A picture-frame motif repeats in the panel insets on the walls and carpet squares on the floor in this basement living room. The geometry is emphasized with a bold color scheme. The faux wall panels are made from picture-frame molding.
Painting the walls a warm red above the chair rail and khaki below gives the area a feeling of intimacy. Applying the same red to the panels creates lively pattern in the wainscoting, and crisp white molding makes the color combination pop.
Old yardsticks attached to the wall between 1x4 dividers create a dense and interesting texture on a basement wall. Try this on a focal point wall or a short room divider--the number of yardsticks you can collect will determine how wide each section between the dividers should be.
Panels of white-painted pegboard add funky texture to the wall of this retro-style basement. With the help of hanging hardware designed for pegboards, you can decorate the wall with photos as well as baskets for DVDs and magazines.
Centering the television under the small basement window plays down the awkward size and placement of the window. Covered with a sheer organza shade embellished with metal washers, it looks like a piece of artwork.

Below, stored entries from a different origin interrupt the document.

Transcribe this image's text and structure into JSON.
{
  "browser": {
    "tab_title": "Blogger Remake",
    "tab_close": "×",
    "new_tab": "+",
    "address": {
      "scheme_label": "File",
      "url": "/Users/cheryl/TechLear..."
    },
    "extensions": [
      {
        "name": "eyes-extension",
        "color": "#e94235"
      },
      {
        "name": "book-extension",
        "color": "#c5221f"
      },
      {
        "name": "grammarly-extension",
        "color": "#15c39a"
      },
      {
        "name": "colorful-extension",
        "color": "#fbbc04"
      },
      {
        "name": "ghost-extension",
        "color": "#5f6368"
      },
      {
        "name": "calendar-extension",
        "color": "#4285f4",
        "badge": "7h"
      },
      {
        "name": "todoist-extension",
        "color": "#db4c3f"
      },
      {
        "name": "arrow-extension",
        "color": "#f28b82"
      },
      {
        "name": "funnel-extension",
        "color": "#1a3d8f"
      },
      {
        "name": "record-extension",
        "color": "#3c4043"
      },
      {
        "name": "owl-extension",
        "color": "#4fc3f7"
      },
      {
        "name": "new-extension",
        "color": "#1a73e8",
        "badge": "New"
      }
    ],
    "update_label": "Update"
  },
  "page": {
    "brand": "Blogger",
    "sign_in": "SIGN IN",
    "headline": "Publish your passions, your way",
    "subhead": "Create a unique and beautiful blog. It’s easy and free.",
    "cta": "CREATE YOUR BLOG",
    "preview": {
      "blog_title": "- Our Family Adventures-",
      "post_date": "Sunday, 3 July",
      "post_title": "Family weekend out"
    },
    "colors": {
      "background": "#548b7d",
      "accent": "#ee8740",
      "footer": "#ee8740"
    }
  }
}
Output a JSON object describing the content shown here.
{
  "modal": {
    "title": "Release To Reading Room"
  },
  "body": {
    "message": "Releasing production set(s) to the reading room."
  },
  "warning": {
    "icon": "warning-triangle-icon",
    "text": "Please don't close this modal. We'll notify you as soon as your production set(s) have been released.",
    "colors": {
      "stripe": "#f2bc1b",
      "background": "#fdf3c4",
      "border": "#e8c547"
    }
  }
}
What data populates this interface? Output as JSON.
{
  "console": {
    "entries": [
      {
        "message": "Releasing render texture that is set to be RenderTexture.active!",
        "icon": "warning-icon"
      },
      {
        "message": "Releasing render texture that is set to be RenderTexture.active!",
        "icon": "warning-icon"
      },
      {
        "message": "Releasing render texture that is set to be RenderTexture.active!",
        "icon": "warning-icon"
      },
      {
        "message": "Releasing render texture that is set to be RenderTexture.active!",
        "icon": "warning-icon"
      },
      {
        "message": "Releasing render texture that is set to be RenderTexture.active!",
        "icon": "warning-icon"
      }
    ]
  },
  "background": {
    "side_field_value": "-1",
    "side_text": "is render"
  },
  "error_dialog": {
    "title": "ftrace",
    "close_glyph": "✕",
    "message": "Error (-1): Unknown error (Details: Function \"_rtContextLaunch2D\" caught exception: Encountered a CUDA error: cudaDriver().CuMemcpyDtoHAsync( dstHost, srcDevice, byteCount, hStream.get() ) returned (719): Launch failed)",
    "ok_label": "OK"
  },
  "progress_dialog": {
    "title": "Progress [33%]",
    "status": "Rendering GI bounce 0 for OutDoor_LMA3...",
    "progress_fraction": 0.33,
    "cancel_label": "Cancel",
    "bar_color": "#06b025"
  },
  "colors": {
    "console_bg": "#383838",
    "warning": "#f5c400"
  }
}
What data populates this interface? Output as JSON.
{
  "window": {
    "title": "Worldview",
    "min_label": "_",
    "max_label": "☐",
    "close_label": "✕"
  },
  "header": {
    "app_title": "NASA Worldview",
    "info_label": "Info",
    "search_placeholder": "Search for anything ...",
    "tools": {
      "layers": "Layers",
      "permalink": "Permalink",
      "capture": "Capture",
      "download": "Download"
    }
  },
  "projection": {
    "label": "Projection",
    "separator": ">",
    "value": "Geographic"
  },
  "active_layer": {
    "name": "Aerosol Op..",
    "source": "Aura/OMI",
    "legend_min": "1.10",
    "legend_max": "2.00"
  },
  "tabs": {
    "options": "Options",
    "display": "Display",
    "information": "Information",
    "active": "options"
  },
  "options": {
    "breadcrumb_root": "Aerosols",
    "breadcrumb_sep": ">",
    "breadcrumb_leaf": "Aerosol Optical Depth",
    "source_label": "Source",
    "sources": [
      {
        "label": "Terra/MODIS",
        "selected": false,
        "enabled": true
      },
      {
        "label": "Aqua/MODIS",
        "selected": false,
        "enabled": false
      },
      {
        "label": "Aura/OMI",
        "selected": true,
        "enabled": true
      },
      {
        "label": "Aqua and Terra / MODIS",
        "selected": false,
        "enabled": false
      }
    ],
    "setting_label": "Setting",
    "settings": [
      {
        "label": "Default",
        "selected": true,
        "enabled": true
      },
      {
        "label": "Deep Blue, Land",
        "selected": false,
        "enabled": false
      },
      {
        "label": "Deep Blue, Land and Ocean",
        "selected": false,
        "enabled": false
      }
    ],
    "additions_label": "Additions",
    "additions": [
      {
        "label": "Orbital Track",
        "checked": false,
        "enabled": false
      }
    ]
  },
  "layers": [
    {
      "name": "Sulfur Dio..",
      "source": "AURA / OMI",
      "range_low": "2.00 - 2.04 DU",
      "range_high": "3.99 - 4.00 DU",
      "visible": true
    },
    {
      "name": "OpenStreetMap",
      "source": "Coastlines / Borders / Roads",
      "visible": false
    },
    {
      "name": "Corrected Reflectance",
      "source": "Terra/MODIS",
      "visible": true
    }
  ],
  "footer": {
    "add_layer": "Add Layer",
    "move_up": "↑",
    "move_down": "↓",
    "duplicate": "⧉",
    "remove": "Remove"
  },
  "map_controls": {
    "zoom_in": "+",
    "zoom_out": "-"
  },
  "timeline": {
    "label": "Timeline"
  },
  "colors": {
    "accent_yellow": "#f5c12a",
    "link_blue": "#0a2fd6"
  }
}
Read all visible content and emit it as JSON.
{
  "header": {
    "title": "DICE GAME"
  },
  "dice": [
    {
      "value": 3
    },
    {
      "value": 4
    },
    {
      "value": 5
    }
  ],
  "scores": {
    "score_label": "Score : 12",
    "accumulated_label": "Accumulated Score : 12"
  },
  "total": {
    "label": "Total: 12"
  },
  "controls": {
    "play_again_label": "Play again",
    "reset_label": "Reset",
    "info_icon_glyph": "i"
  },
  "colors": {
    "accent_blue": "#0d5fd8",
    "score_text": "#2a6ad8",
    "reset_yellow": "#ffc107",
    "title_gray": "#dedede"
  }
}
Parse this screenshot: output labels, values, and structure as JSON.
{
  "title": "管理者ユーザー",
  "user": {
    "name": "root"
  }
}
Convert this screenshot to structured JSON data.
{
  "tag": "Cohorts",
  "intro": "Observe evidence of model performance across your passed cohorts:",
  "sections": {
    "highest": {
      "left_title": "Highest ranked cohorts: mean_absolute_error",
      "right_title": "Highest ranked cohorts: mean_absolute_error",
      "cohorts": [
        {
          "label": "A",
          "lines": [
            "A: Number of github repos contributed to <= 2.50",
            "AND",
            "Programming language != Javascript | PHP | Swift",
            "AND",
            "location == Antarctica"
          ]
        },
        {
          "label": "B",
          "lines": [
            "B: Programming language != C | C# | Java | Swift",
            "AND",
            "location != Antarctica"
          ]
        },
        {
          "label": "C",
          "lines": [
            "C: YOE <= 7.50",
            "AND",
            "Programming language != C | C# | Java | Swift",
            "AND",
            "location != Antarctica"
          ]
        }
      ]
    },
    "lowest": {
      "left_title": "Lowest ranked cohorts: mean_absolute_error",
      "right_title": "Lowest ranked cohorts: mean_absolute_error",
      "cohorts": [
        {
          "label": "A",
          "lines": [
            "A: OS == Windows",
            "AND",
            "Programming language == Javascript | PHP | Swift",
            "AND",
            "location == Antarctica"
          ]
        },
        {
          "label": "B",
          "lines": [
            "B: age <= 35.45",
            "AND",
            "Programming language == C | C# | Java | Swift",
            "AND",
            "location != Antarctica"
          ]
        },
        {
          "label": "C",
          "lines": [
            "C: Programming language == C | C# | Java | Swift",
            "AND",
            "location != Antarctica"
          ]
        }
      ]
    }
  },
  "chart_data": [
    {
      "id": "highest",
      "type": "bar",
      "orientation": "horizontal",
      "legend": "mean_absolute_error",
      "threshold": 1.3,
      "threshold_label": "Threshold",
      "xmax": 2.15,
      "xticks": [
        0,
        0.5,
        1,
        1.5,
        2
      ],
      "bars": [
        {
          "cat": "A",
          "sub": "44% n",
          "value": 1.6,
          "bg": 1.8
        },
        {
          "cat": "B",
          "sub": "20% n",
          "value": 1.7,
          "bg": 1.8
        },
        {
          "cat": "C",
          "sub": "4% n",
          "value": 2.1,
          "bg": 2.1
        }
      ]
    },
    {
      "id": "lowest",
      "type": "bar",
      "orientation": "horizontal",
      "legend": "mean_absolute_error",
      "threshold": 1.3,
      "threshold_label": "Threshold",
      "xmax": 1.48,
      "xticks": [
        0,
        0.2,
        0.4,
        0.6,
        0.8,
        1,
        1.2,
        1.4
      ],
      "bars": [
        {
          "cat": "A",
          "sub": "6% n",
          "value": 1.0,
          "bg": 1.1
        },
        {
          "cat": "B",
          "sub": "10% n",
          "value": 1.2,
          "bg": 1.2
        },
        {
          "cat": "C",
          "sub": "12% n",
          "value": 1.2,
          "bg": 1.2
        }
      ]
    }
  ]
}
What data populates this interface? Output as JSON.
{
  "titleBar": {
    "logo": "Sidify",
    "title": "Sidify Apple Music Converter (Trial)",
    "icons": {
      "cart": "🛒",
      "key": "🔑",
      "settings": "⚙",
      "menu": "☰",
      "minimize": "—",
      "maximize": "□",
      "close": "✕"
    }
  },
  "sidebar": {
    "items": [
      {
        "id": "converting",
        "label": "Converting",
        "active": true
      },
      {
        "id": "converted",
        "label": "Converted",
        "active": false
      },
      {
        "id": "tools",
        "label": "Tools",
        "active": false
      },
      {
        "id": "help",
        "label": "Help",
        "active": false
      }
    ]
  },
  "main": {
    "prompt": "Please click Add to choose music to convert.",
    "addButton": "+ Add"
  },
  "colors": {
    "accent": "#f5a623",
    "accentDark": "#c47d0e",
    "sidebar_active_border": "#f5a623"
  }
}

If your concrete-block basement walls are dry and free of efflorescence or mold, you can seal them with a masonry sealer or all-purpose water-base primer-sealer and paint with a high-quality latex paint.
Paint is an easy way to make the basement feel warmer, brighter, and more welcoming. Be sure to test paint colors in the basement: Because of low light levels, you may find you can use brighter colors than you would upstairs.
Create a focal point wall in the basement with bright color. In an underground space with no natural light, choose warm colors, such as warm orange, golden yellow, or yellow-green.
Brighten a basement playroom with a grid of colorful rectangles. This design is best for drywall and is recommended only for walls that are straight and plumb. The most time-consuming part of the process is measuring off the grid, using a carpenter's level to make sure the lines are straight.
Paint the entire wall white, then use wide painter's tape to tape off the grid. Roll on paint in the colors desired. After the paint dries, remove the painter's tape to reveal the white outlines.
A simple facelift for a basement office starts with painting concrete-block walls bright white. If your basement walls have never been painted, use a specialty masonry waterproofing paint to seal the walls.
Strips of stained wood add architectural interest, and panels of bright fabric add color.